To the rear of the main bar there is a piano, and a substantial area which differs from the main bar mainly because it has a striking black and cream carpet. It is has booths along one side, self-standing tables down the middle and fixed seating to the far side. Mario comments, “We didn’t have the booths in originally and have just added them. It’s always the same when you open a new place, sometimes on the plans it looks different. This area is used for diners that are using the bar menu.
To the rear of the bar and to the left the flooring changes to dark parquet flooring and this leads into the large restaurant which features a large open kitchen where the hustle and bustle of the chefs mingles with the chat of the diners.
The restaurant has its own bar, which you can’t miss. This is a smaller version of the main bar and sits alongside a wood panelled wall. It may be smaller than the original however it is not small by another other standard, and it is also made of matching marble, and has a spectacular back gantry with the same Murano-style glass.

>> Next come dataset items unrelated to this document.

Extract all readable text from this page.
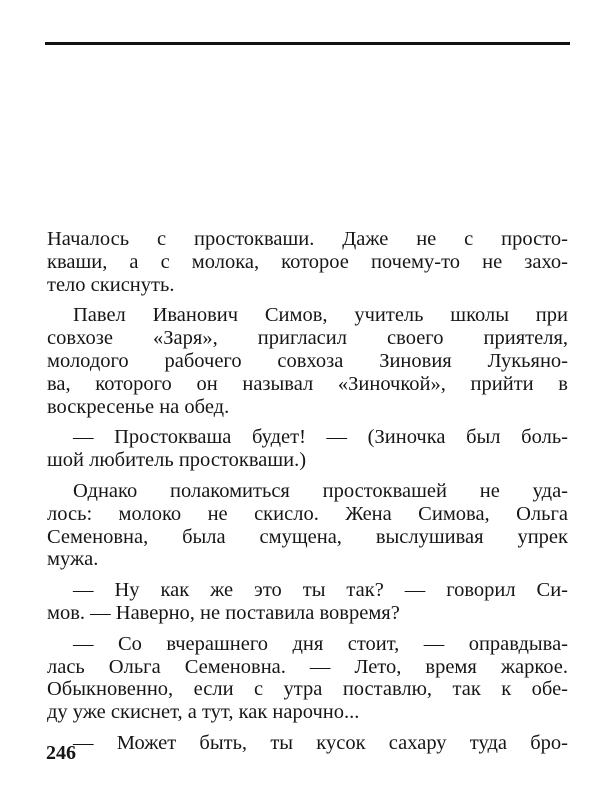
Началось с простокваши. Даже не с просто-
кваши, а с молока, которое почему-то не захо-
тело скиснуть.

Павел Иванович Симов, учитель школы при
совхозе «Заря», пригласил своего приятеля,
молодого рабочего совхоза Зиновия Лукьяно-
ва, которого он называл «Зиночкой», прийти в
воскресенье на обед.

— Простокваша будет! — (Зиночка был боль-
шой любитель простокваши.)

Однако полакомиться простоквашей не уда-
лось: молоко не скисло. Жена Симова, Ольга
Семеновна, была смущена, выслушивая упрек
мужа.

— Ну как же это ты так? — говорил Си-
мов. — Наверно, не поставила вовремя?

— Со вчерашнего дня стоит, — оправдыва-
лась Ольга Семеновна. — Лето, время жаркое.
Обыкновенно, если с утра поставлю, так к обе-
ду уже скиснет, а тут, как нарочно...

— Может быть, ты кусок сахару туда бро-

246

A central reservation is flanked on either side by tables but the very front of the restaurant boasts two circular booths which can take around ten people, and there is a similar booth at the opposite end. There’s is also a second fireplace in the restaurant beside a maitre d’ station.
Tony comments, “I think the bar is amazing. It looks the part – I wanted it to reflect the style of the Prohibition era of the 1930’s and I think it does just that. When you walk into the bar, even if it is empty, it has a cracking atmosphere.”
Says Mario, “We wanted to create best high-end bar in Glasgow and I think we have achieved that. That doesn’t mean to say we won’t be tweaking things, we already are. Since we have opened we have been busy beyond our expectations and we have been changing our design slightly to ensure that our customers needs are met. In the next few weeks you will see some further changes with large sofa’s being introduced in the bar.”
Lesley concludes, “The finished design is in the fine detail throughout. The reclaimed trunks at the doorway, the custom Anchor Line clock on the wall, the ships names on the ornate frieze. Every time you visit there is something else that will catch your eye.”
It strikes me that the Henderson Brothers who originally commissioned the building would be very impressed by the look and feel of The Anchor Line. I certainly am.